A writer once commented that Strantz, who loved to tour potential golf course sites on horseback, bore a strong resemblance to Wyatt Earp. But his towering frame is now stooped just a bit, his '60s-era hippie haircut, formerly scraggly and well below the shoulders, chopped much shorter. A bandana around the neck looks sporty, but is actually in place to mask a tracheotomy tube.
About six months prior to moving into their new home, Mike underwent a full glossectomy. After removing all the tissue from his lower mouth, surgeons took portions of his scapula to reconstruct his jawbone and muscle from one of his shoulders to reconstruct his tongue.
Despite his grave health, there are developers in the United States and abroad clamoring for his services, wanting an iconoclastic Strantz design sure to raise ire, admiration and undoubtedly attention. Well-known course architect Art Hills has known his fellow Toledo, Ohio, native for more than 20 years.
"He's got so much talent, he's a wonderful artist and is uniquely adept at putting that art on the ground," said Hills, who's been in the business for 40 years. "His courses are very artistic."
Strantz is comfortable with the term "modern antiquities" in describing his courses. He agrees that many of them are more conducive to match-play situations than the typical American emphasis on medal score. He wrote, "They may not be 'fair', at least from the perspective of typical resort or real-estate-development players."
What's left unsaid is that a traveling golfer, a discriminating student of the game who's experienced the great old courses of the British Isles and Ireland, "gets it." Those who have been lucky enough to experience firsthand the game in all its wild glory across the globe can appreciate the eccentricities, blind shots and extreme risk-reward elements this maverick (and principal of Maverick Course Design) puts into his work.
He once said, "Some of the things we are doing today are tame in comparison to what was done at some of the great golf courses. If I built the Road Hole at St. Andrews today, people would say it was way too difficult. But that hole has been hailed over the years, so people don't have a problem with it. Time and tradition are great equalizers."
To date, the architect has only seven solo designs.

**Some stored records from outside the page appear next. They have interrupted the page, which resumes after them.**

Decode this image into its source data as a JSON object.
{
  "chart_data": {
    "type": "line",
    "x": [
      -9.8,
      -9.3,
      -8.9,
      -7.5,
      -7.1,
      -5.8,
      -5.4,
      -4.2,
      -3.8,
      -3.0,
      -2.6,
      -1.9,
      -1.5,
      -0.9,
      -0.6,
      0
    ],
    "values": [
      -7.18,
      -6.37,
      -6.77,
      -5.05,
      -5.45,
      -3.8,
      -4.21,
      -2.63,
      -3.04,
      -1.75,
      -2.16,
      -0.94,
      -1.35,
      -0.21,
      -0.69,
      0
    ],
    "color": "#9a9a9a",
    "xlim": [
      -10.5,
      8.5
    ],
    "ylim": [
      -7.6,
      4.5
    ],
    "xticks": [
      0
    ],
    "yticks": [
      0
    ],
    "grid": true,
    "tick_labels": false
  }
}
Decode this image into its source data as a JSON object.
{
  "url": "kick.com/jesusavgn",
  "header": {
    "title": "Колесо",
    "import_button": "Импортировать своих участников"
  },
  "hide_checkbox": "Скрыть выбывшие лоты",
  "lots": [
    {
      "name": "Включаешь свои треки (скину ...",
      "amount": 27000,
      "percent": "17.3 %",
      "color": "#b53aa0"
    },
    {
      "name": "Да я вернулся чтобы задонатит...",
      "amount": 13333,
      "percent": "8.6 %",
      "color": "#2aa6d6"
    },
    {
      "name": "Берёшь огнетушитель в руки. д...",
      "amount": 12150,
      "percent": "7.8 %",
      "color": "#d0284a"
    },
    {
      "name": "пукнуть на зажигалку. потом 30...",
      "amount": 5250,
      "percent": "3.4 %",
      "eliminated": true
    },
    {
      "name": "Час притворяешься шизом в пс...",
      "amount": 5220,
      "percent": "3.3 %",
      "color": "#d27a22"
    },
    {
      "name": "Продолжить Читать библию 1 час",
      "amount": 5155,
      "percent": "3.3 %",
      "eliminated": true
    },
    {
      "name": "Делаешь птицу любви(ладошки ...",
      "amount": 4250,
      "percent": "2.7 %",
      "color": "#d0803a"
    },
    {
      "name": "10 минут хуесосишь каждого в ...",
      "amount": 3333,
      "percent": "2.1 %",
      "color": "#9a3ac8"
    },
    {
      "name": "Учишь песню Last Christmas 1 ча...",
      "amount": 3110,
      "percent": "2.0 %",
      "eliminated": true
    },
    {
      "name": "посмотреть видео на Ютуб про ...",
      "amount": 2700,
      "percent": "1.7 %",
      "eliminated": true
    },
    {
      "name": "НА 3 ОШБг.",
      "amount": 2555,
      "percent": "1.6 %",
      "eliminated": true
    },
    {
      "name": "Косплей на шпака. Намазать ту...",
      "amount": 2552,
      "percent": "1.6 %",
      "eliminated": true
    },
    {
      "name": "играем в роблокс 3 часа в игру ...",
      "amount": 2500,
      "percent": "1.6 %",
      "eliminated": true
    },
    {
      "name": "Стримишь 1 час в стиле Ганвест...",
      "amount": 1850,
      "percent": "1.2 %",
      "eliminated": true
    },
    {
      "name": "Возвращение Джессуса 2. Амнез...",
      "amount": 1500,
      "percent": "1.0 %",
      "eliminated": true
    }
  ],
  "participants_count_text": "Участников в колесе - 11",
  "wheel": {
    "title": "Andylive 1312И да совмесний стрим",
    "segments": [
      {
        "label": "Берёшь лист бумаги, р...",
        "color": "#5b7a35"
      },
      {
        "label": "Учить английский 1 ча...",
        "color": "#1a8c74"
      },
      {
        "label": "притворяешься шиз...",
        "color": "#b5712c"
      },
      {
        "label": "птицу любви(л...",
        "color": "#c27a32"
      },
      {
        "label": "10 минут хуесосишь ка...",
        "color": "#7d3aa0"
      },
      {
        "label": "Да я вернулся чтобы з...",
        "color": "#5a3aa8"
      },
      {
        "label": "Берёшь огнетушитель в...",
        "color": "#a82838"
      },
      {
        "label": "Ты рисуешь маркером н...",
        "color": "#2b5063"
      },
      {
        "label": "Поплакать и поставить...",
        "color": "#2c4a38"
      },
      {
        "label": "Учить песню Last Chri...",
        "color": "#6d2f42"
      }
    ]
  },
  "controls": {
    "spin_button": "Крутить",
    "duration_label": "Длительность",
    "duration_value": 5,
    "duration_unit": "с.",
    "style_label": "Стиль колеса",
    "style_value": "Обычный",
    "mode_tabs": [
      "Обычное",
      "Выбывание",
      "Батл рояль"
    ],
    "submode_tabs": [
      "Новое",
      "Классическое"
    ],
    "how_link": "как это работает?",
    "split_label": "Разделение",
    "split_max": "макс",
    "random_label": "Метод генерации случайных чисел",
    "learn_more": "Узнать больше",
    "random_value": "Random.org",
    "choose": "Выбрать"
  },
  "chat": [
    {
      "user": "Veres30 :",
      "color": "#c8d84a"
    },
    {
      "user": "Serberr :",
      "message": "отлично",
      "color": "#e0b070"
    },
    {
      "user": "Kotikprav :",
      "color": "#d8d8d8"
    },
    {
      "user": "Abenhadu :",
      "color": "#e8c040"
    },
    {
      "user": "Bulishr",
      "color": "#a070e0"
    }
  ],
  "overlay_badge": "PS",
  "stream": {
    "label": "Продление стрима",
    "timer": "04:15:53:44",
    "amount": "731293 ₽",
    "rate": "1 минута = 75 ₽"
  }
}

His best-known works are probably Caledonia Golf & Fish Club and True Blue Plantation, both on Pawleys Island near Myrtle Beach, and North Carolina's Tobacco Road and Tot Hill Farm.
Questioned delicately about his legacy, his desire to further his mark in the field, the visions of holes, layouts and courses he has yet to realize, Strantz writes a simple answer on the whiteboard. "I would love to do more work. But I don't have much control over that. And I have to be satisfied with what I've done, which I am."
There might yet be outrageous designs he can transfer from his imagination to a green grass landscape. Someday he might confound or outrage his critics with a radical new design, intrigue a newcomer who quickly becomes a diehard proponent or expand his cult following.
He looks out over the expansive marsh stretching endlessly beyond his showpiece home, perhaps contemplating his uncertain future. It's hard to say because the shadows fall across his ravaged face in the gathering dusk. Then he turns, and with a firm handshake, an appreciative nod and a warm smile, he soundlessly bids a visitor goodbye.